ちなみに投票できるのは、横浜アリーナに足を運んだ1万人のみ。入場時に投票用紙が手渡されるので、ガチで1人1票。メドレーを見た後に「この子だ!」と思った子の顔写真の横にチェックを入れて投票し、それをエビ中がライブをやっているあいだにたくさんのスタッフが手作業(!)で開票していくというシステムになっていた。

メドレーの順番でかなり不利になった愛来だったが、まだチャンスはあった。

それはメドレーの前に設けられた「10秒アピール」。顔と名前とエントリーナンバーを周知してもらうための時間だったのだが、この10秒間を愛来はすべて「ヤンキーキャラ」に振って、観客を煽りまくってみせた。

アメフラっシのファンには周知のキャラだが、なにも知らない人が見たら、そのギャップに驚くはず。実際、バックヤードでも「46人の中で印象に残ったのは愛来と、『いぎなり東北産』の橘花怜(10秒間、ひたすら「私がシンデレラになる!」と連呼)だったね」と口にする関係者が多かった。

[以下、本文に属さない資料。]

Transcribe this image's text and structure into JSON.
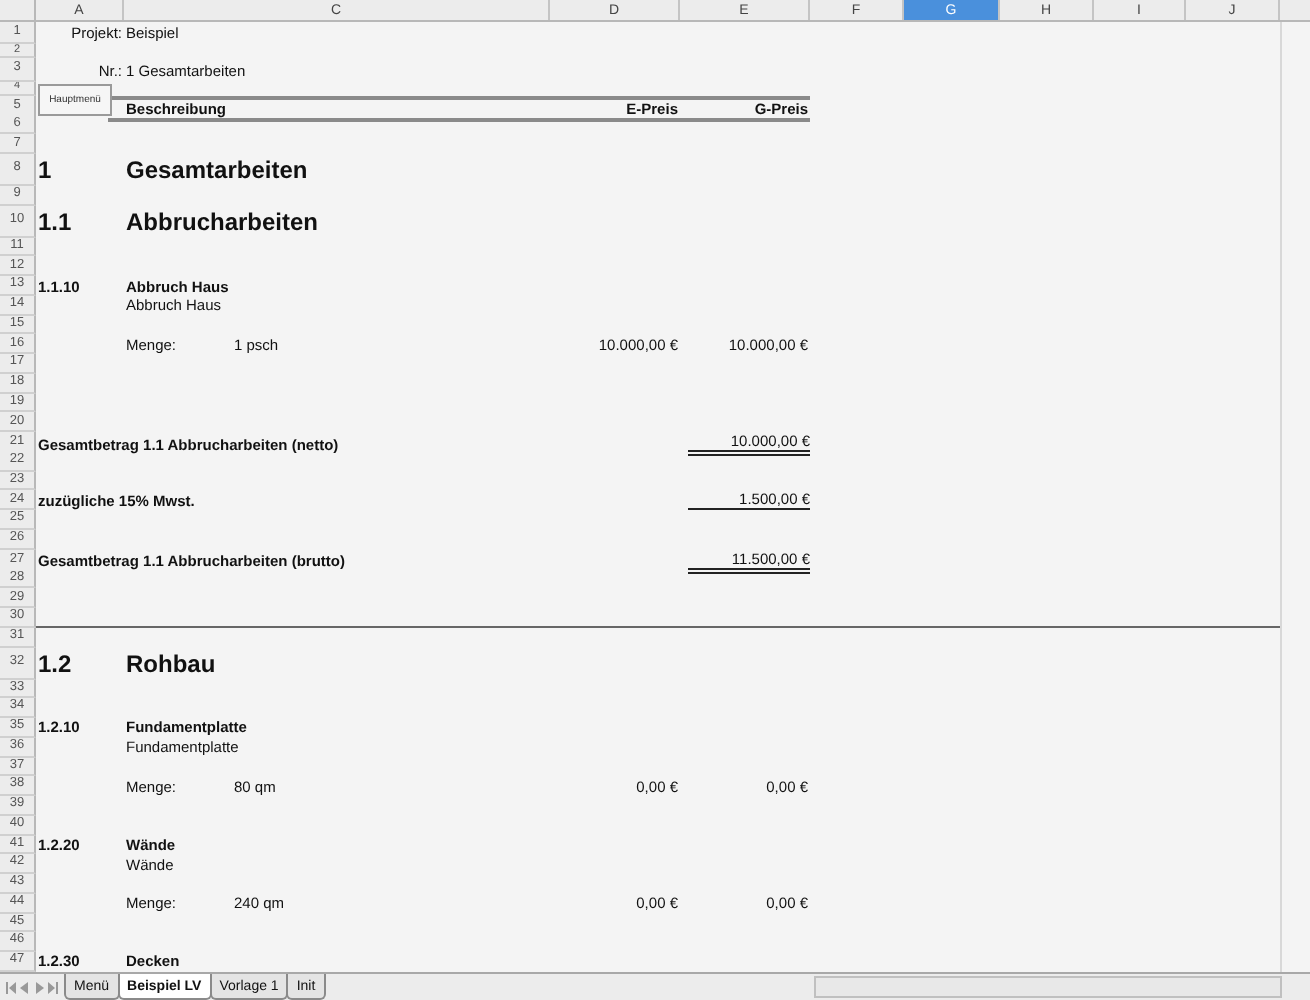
{
  "columns": [
    {
      "label": "A",
      "selected": false
    },
    {
      "label": "C",
      "selected": false
    },
    {
      "label": "D",
      "selected": false
    },
    {
      "label": "E",
      "selected": false
    },
    {
      "label": "F",
      "selected": false
    },
    {
      "label": "G",
      "selected": true
    },
    {
      "label": "H",
      "selected": false
    },
    {
      "label": "I",
      "selected": false
    },
    {
      "label": "J",
      "selected": false
    }
  ],
  "menu_button": {
    "label": "Hauptmenü"
  },
  "rows": [
    {
      "number": "1",
      "kind": "title",
      "a": "Projekt:",
      "c": "Beispiel"
    },
    {
      "number": "2",
      "kind": "spacer"
    },
    {
      "number": "3",
      "kind": "title",
      "a": "Nr.:",
      "c": "1 Gesamtarbeiten"
    },
    {
      "number": "4",
      "kind": "spacer"
    },
    {
      "number": "5",
      "kind": "header",
      "c": "Beschreibung",
      "d": "E-Preis",
      "e": "G-Preis"
    },
    {
      "number": "6",
      "kind": "blank"
    },
    {
      "number": "7",
      "kind": "blank"
    },
    {
      "number": "8",
      "kind": "heading",
      "a": "1",
      "c": "Gesamtarbeiten"
    },
    {
      "number": "9",
      "kind": "blank"
    },
    {
      "number": "10",
      "kind": "heading",
      "a": "1.1",
      "c": "Abbrucharbeiten"
    },
    {
      "number": "11",
      "kind": "blank"
    },
    {
      "number": "12",
      "kind": "blank"
    },
    {
      "number": "13",
      "kind": "item",
      "a": "1.1.10",
      "c": "Abbruch Haus"
    },
    {
      "number": "14",
      "kind": "text",
      "c": "Abbruch Haus"
    },
    {
      "number": "15",
      "kind": "blank"
    },
    {
      "number": "16",
      "kind": "quantity",
      "c": "Menge:",
      "amount": "1 psch",
      "d": "10.000,00 €",
      "e": "10.000,00 €"
    },
    {
      "number": "17",
      "kind": "blank"
    },
    {
      "number": "18",
      "kind": "blank"
    },
    {
      "number": "19",
      "kind": "blank"
    },
    {
      "number": "20",
      "kind": "blank"
    },
    {
      "number": "21",
      "kind": "total",
      "a": "Gesamtbetrag 1.1 Abbrucharbeiten (netto)",
      "e": "10.000,00 €",
      "double_underline": true
    },
    {
      "number": "22",
      "kind": "blank"
    },
    {
      "number": "23",
      "kind": "blank"
    },
    {
      "number": "24",
      "kind": "total",
      "a": "zuzügliche 15% Mwst.",
      "e": "1.500,00 €",
      "double_underline": false
    },
    {
      "number": "25",
      "kind": "blank"
    },
    {
      "number": "26",
      "kind": "blank"
    },
    {
      "number": "27",
      "kind": "total",
      "a": "Gesamtbetrag 1.1 Abbrucharbeiten (brutto)",
      "e": "11.500,00 €",
      "double_underline": true
    },
    {
      "number": "28",
      "kind": "blank"
    },
    {
      "number": "29",
      "kind": "blank"
    },
    {
      "number": "30",
      "kind": "break"
    },
    {
      "number": "31",
      "kind": "blank"
    },
    {
      "number": "32",
      "kind": "heading",
      "a": "1.2",
      "c": "Rohbau"
    },
    {
      "number": "33",
      "kind": "blank"
    },
    {
      "number": "34",
      "kind": "blank"
    },
    {
      "number": "35",
      "kind": "item",
      "a": "1.2.10",
      "c": "Fundamentplatte"
    },
    {
      "number": "36",
      "kind": "text",
      "c": "Fundamentplatte"
    },
    {
      "number": "37",
      "kind": "blank"
    },
    {
      "number": "38",
      "kind": "quantity",
      "c": "Menge:",
      "amount": "80 qm",
      "d": "0,00 €",
      "e": "0,00 €"
    },
    {
      "number": "39",
      "kind": "blank"
    },
    {
      "number": "40",
      "kind": "blank"
    },
    {
      "number": "41",
      "kind": "item",
      "a": "1.2.20",
      "c": "Wände"
    },
    {
      "number": "42",
      "kind": "text",
      "c": "Wände"
    },
    {
      "number": "43",
      "kind": "blank"
    },
    {
      "number": "44",
      "kind": "quantity",
      "c": "Menge:",
      "amount": "240 qm",
      "d": "0,00 €",
      "e": "0,00 €"
    },
    {
      "number": "45",
      "kind": "blank"
    },
    {
      "number": "46",
      "kind": "blank"
    },
    {
      "number": "47",
      "kind": "item",
      "a": "1.2.30",
      "c": "Decken"
    }
  ],
  "sheet_tabs": [
    {
      "label": "Menü",
      "selected": false
    },
    {
      "label": "Beispiel LV",
      "selected": true
    },
    {
      "label": "Vorlage 1",
      "selected": false
    },
    {
      "label": "Init",
      "selected": false
    }
  ]
}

「すごく悩みました。ヤンキーキャラを出すことでマイナスのイメージになるかもしれないじゃないですか? でも、そうやって小さなことでギリギリまで悩んでしまうところも私のダメなところなんだと思います。やる、と決めたら、もうおもいっきりやらなくちゃダメですよね……」

結局、メドレーでは目立つことができなかった。

10秒アピールでよくも悪くもインパクトを残したことを考慮しても、苦しい闘いになるのは明白だったが、ももクロのイベントにたくさん出ていることで、モノノフ(ももクロファンの総称)に顔と名前を知ってもらえている、というのは大きなアドバンテージ。ももクロはシンデレラ決定戦に出ていないけれど、モノノフはかなりの数、会場に駆けつけていて、みんな1票を持っている。この票が流れてくれば……という期待感もあった。

メドレーが終わった直後、バックステージで愛来とすれ違った。

もう、その表情からは手応えのなさだけが伝わってきた。愛来は「しょうがないですよねぇ~」と苦笑いを浮かべていた。もう、あとは開票をひたすら待つしかない。

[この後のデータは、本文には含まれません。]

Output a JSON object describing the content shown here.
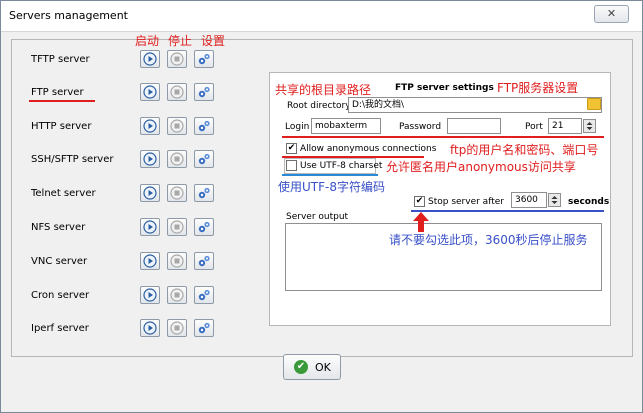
{
  "window": {
    "title": "Servers management",
    "close_glyph": "✕"
  },
  "servers": [
    {
      "name": "TFTP server"
    },
    {
      "name": "FTP server"
    },
    {
      "name": "HTTP server"
    },
    {
      "name": "SSH/SFTP server"
    },
    {
      "name": "Telnet server"
    },
    {
      "name": "NFS server"
    },
    {
      "name": "VNC server"
    },
    {
      "name": "Cron server"
    },
    {
      "name": "Iperf server"
    }
  ],
  "button_icons": [
    "start-icon",
    "stop-icon",
    "settings-icon"
  ],
  "annotations": {
    "start": "启动",
    "stop": "停止",
    "settings": "设置",
    "root_path": "共享的根目录路径",
    "ftp_settings": "FTP服务器设置",
    "credentials": "ftp的用户名和密码、端口号",
    "anonymous": "允许匿名用户anonymous访问共享",
    "utf8": "使用UTF-8字符编码",
    "stop_after": "请不要勾选此项，3600秒后停止服务"
  },
  "ftp_settings": {
    "header": "FTP server settings",
    "root_directory_label": "Root directory",
    "root_directory_value": "D:\\我的文档\\",
    "login_label": "Login",
    "login_value": "mobaxterm",
    "password_label": "Password",
    "password_value": "",
    "port_label": "Port",
    "port_value": "21",
    "allow_anonymous_label": "Allow anonymous connections",
    "allow_anonymous_checked": true,
    "utf8_label": "Use UTF-8 charset",
    "utf8_checked": false,
    "stop_after_label": "Stop server after",
    "stop_after_checked": true,
    "stop_after_value": "3600",
    "seconds_label": "seconds",
    "output_label": "Server output"
  },
  "ok_button": {
    "label": "OK"
  },
  "colors": {
    "annotation_red": "#e01e1e",
    "annotation_blue": "#3850c8",
    "ok_green": "#3a9a3a"
  }
}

本当だったら、僕は客席に戻って、ももクロのステージを見なければいけなかったのだが、バックステージに集められた46人の表情を眺めていたら、このまま開票結果発表までここで一部始終を見ていたくなった。幸い、ここにはモニターがあって、客席に映し出されるのとまるっきり同じ映像が流れている。ももクロを取材するようになって、もう9年近くになるが、すぐそこで彼女たちがライブをやっているのに、わざわざ背を向けてしまったのは、これがはじめてのことである。

それだけ異様な緊張感がバックステージには漂っていた。

結果を発表するためにやってきたニッポン放送の吉田尚記アナウンサーも「僕もまだ結果を知らされていないんですよ。うわぁ~、誰の名前を呼ぶことになってもこれはヤバいなぁ~」と頭を抱えた。